5. Menjaga kehangatan bayi dengan membungkus bayi menggunakan kain yang
kering
6. Menginformasikan keadaan bayi kepada ibu bahwa bayi mengalami kesulitan
bernafas atau asfiksia sedang dan setelah di tolong, bayi dapat menangis
spontan.

VII.  EVALUASI
Tanggal/jam  : 16 Juli 2011/14.55 WIB
1.  Muka, hidung dan mulut bayi sudah dibersihkan
2.  Resusitasi pada bayi baru lahir sudah dilakukan dengan hasil, bayi baru dapat
menangis keras setelah dilakukan resusitasi.
3.  Tali pusat sudah dipotong
4.  Kehangatan bayi terjagadengan menyelimuti bayi menggunakan kain kering
5.  Ibu sudah mengetahui keadaan setelah mengalami asfiksia, kini keadaan bayi
baik-baik saja.
BAB IV

PENUTUP

A.    Kesimpulan
Asfiksia neonatorum adalah kegagalan bernapas secara spontan dan
teratur  pada saat lahir atau beberapa saat setelah lahir yang ditandai dengan
keadaan PaO2 di dalam darah rendah (hipoksemia), hiperkarbia (Pa

CO2 meningkat) dan asidosis.

Dalam menangani asfiksia harus segera dilakukan tindakan resusitasi


neonatus.
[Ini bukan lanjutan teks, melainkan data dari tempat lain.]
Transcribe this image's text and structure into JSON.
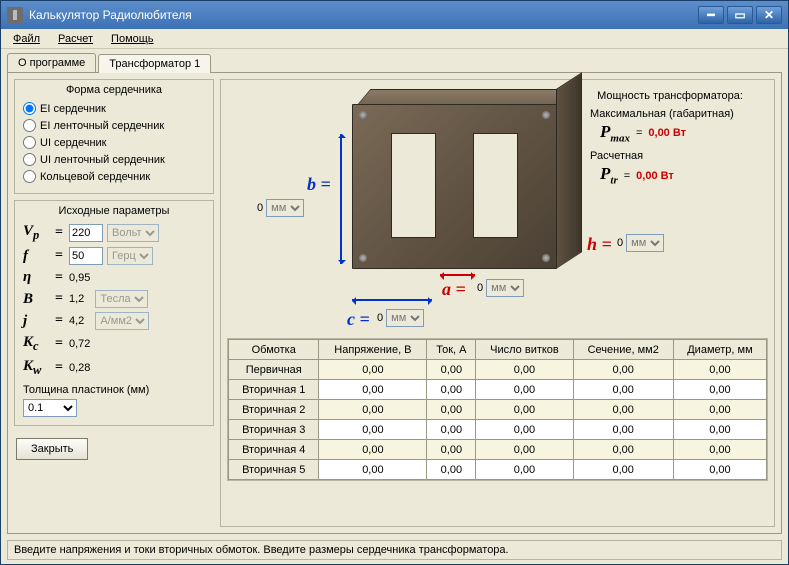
{
  "window": {
    "title": "Калькулятор Радиолюбителя"
  },
  "menu": {
    "file": "Файл",
    "calc": "Расчет",
    "help": "Помощь"
  },
  "tabs": {
    "about": "О программе",
    "tr1": "Трансформатор 1"
  },
  "core_shape": {
    "legend": "Форма сердечника",
    "opts": [
      "EI сердечник",
      "EI ленточный сердечник",
      "UI сердечник",
      "UI ленточный сердечник",
      "Кольцевой сердечник"
    ]
  },
  "params": {
    "legend": "Исходные параметры",
    "vp": {
      "sym": "V",
      "sub": "p",
      "val": "220",
      "unit": "Вольт"
    },
    "f": {
      "sym": "f",
      "val": "50",
      "unit": "Герц"
    },
    "eta": {
      "sym": "η",
      "val": "0,95"
    },
    "b": {
      "sym": "B",
      "val": "1,2",
      "unit": "Тесла"
    },
    "j": {
      "sym": "j",
      "val": "4,2",
      "unit": "А/мм2"
    },
    "kc": {
      "sym": "K",
      "sub": "c",
      "val": "0,72"
    },
    "kw": {
      "sym": "K",
      "sub": "w",
      "val": "0,28"
    },
    "thickness_label": "Толщина пластинок (мм)",
    "thickness_val": "0.1"
  },
  "buttons": {
    "close": "Закрыть"
  },
  "dims": {
    "b": {
      "label": "b =",
      "val": "0",
      "unit": "мм"
    },
    "c": {
      "label": "c =",
      "val": "0",
      "unit": "мм"
    },
    "a": {
      "label": "a =",
      "val": "0",
      "unit": "мм"
    },
    "h": {
      "label": "h =",
      "val": "0",
      "unit": "мм"
    }
  },
  "power": {
    "title": "Мощность трансформатора:",
    "max_label": "Максимальная (габаритная)",
    "pmax_sym": "P",
    "pmax_sub": "max",
    "pmax_val": "0,00 Вт",
    "calc_label": "Расчетная",
    "ptr_sym": "P",
    "ptr_sub": "tr",
    "ptr_val": "0,00 Вт",
    "eq": "="
  },
  "table": {
    "headers": [
      "Обмотка",
      "Напряжение, В",
      "Ток, А",
      "Число витков",
      "Сечение, мм2",
      "Диаметр, мм"
    ],
    "rows": [
      {
        "name": "Первичная",
        "v": [
          "0,00",
          "0,00",
          "0,00",
          "0,00",
          "0,00"
        ]
      },
      {
        "name": "Вторичная 1",
        "v": [
          "0,00",
          "0,00",
          "0,00",
          "0,00",
          "0,00"
        ]
      },
      {
        "name": "Вторичная 2",
        "v": [
          "0,00",
          "0,00",
          "0,00",
          "0,00",
          "0,00"
        ]
      },
      {
        "name": "Вторичная 3",
        "v": [
          "0,00",
          "0,00",
          "0,00",
          "0,00",
          "0,00"
        ]
      },
      {
        "name": "Вторичная 4",
        "v": [
          "0,00",
          "0,00",
          "0,00",
          "0,00",
          "0,00"
        ]
      },
      {
        "name": "Вторичная 5",
        "v": [
          "0,00",
          "0,00",
          "0,00",
          "0,00",
          "0,00"
        ]
      }
    ]
  },
  "status": "Введите напряжения и токи вторичных обмоток. Введите размеры сердечника трансформатора."
}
Dalam pelaksanaan resusitasi jangan menunggu nilai apgar score
menit pertama, karena resusitasi harus dilakukan setelah 30 detik bayi
mengalami gagal nafas. Semakin lambat memulai, maka akan semakin sulit
untuk melakukan resusitasi.

B.    Saran
Hendaknya bagi seluruh petugas kesehatan khususnya bidan dapat
melaksanakan asuhan kebidanan pada bayi baru lahir dengan asfiksia dengan
baik agar dapat menghindari hal-hal yang dapat berakibat buruk terhadap bayi.